Bruiser lief neben ihr her, auch wenn er ungemein gelangweilt dabei wirkte. Wahrscheinlich war es unter seiner Katzenwürde, dabei gesehen zu werden, wie er einem Menschen folgte, als wäre er lediglich ein Hund. Oder vielleicht war er in einem anderen Leben ein Hund gewesen und hatte sich die Gepflogenheiten der Katzen noch nicht angewöhnt. Was auch immer seine Gründe waren, Adia freute sich über seine Gesellschaft und vermisste ihn, wenn er in irgendwelchen mysteriösen eigenen Angelegenheiten unterwegs war.

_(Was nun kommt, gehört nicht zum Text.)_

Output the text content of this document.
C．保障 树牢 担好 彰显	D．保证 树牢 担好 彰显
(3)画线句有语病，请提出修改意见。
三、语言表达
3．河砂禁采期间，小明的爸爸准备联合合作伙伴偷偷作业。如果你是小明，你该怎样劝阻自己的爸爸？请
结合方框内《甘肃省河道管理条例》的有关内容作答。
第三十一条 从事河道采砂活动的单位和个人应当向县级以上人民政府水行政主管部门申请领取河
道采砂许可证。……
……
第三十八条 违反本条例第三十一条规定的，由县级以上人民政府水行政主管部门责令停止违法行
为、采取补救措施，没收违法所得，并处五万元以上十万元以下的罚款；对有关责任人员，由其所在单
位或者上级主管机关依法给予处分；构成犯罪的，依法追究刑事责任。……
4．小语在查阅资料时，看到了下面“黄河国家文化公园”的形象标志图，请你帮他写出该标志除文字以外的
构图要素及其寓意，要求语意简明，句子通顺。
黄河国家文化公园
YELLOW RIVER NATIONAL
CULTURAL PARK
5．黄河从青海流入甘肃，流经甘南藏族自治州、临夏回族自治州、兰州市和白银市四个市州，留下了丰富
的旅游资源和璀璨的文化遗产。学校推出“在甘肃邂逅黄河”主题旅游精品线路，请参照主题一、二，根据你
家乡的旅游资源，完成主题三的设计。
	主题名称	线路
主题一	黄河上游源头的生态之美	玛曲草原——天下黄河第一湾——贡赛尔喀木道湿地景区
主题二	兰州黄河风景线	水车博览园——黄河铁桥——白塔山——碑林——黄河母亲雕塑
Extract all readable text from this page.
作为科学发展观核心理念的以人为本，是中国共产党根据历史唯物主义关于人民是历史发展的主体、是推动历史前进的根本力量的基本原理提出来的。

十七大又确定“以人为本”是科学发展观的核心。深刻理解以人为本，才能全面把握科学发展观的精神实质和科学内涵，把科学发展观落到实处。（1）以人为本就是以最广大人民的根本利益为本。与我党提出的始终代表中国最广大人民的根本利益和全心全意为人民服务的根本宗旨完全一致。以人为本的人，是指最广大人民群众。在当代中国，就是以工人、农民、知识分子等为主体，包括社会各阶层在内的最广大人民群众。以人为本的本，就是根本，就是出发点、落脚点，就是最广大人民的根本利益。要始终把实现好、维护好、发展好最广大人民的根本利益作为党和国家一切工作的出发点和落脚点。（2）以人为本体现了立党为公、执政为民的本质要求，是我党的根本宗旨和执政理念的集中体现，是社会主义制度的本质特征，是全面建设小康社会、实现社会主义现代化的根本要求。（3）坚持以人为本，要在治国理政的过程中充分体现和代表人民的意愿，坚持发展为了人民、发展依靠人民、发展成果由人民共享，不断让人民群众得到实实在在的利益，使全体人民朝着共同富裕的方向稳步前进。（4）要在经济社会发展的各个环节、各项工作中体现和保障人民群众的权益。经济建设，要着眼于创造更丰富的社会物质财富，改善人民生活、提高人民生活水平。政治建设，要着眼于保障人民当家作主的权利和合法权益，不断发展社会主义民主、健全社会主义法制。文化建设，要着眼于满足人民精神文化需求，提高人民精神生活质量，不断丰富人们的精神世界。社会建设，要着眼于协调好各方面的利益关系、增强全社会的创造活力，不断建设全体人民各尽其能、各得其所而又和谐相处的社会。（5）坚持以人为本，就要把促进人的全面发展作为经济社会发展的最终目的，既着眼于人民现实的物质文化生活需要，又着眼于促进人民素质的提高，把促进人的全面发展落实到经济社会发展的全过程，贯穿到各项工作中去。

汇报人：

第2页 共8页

Ihre Spaziergänge begannen immer mit einem Besuch des kleinen Hafens, um zu sehen, was es Neues gab. Sie hatte nie zuvor am Meer gelebt und liebte es, die rege Betriebsamkeit am Hafen zu beobachten. Fischerboote liefen aus und kehrten mit reichlich frischem Fisch für die Inselbewohner zurück. Manchmal lag auch ein santolanisches Handelsschiff im Hafen, zum Be- oder Entladen oder weil es ausgebessert werden musste. Gregorios Justice war mittlerweile repariert worden und befand sich schon wieder auf See.
Heute war es still am Hafen. Kein Handelsschiff lag vor Anker, und für die Rückkehr der Fischerboote war es noch zu früh. Eine gekaperte Piratengaleere wurde am Ende des Hafens zu einem Segelschiff umgebaut, aber die Arbeiter waren offenbar beim Mittagessen. Hinter sich konnte Adia das gelegentliche Lachen spielender Kinder, das Gackern von Hühnern und das Schreien von Eseln hören. Paradiesische Geräusche.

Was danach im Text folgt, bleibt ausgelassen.